I didn't hold any staff meetings before publishing the new website, I didn't create a business plan, and I don't have a set budget. The first order of business will be renting a garage or comparable workspace to start shooting videos of various backyard mechanic repairs of my project car and whatever else I can find that needs fixing. Now this is the important part. After a couple months, I'll take a serious look at what's working in terms of drawing visitors and what's not working. Here's where a well founded start-up or a corporation with a business plan would congratulate themselves over ideas that were working and pour their resources into fixing the pages that weren't living up to expectations. And here's where I'll walk away from the ipages that aren't doing well and focus my energy on the efforts that are proven to work, and explore new ideas.
That's one of the things that the Internet has actually changed in the world - how people consume information and entertainment. Telling people what they want and how they want it hasn't proven to be a useful business model on the Internet. You have to respond to the market, and the only way to do that is to get out in front of the market and to see what happens. Don't waste your time and resources trying to launch the perfect website, it's not a book. The important thing is to get started, and as with my recent return to the ebook market, I'll be reporting about the progress of the new website on this blog. The future of self publishing is going the way of multi-media, and when it comes to Do-It-Yourself subjects, I won't be surprised if Internet video entirely supplants most books.
4 comments:
Sounds like a great idea, given the current economic forecast. I'll watch your new site and your reports about it with interest. Will your upcoming books be based on the projects on the new site, assuming it brings in enough visitors?
PS We bought our 1984 Plymouth Horizon (like an Omni) new and kept it for 14 years....only got rid of it b/c we couldn't fit in child #3 with her car seat. Otherwise, we would have hung on to it, because it was a nice little car.
Barbara,
I remember when the Omni was fairly new, getting drafted into taking my sister, another woman, and four or five little kids somewhere in NY. Only time I was ever uncomfortable driving the car, I just didn't feel it had enough steel to protect that cargo, particularly with all the monster vehicles on the road. That sister ended up with nine kids, and the oldest two now have babies of their own. None of them are as old as the Omni, though:-)

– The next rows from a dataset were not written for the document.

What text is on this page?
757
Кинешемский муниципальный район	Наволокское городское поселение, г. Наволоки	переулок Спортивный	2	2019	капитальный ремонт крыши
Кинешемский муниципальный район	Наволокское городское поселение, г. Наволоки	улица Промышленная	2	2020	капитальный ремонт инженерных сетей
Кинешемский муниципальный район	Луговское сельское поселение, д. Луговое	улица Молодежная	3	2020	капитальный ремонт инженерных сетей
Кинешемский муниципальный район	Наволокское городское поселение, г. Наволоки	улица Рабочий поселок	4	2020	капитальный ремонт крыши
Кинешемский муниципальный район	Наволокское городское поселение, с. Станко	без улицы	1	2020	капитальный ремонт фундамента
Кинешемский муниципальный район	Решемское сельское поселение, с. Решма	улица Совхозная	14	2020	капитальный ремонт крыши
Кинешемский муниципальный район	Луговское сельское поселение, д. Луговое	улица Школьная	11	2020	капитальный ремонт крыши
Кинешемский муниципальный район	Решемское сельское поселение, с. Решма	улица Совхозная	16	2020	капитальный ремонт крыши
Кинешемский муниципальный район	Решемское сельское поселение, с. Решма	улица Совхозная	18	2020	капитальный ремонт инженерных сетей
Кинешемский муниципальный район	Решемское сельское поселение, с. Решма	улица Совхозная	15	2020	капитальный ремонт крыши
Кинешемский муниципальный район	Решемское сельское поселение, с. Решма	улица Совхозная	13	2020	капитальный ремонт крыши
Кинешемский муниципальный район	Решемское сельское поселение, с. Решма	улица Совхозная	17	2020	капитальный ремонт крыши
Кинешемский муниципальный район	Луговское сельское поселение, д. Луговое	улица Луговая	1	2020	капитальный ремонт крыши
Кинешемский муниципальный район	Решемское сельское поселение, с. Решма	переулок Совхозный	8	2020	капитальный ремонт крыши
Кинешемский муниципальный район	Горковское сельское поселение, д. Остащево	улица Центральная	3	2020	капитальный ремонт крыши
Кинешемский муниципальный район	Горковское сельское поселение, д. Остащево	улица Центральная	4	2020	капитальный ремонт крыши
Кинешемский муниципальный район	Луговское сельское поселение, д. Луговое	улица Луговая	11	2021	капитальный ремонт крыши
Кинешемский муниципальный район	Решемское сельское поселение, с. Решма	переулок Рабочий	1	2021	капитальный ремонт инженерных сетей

I won't make any decisions about new books until the demand materializes, but it's a secondary goal in any case. Publishing is definitely moving in the Internet direction, even if it's way over the horizon for literary fiction. I'm not sure that how-to type books have much of a future on paper. If the site draws links (the main challenge) and builds an audience, I'd just as soon earn money through advertising, like a magazine.
Morris
I've been reading your blog for a few years and always enjoy your newest endeavors--a man after my own heart. Best of luck!
Jason
Jason,
Thanks for the kind words, and I owe everybody an update on my new site one of these days. I did talk a little about it in my next video.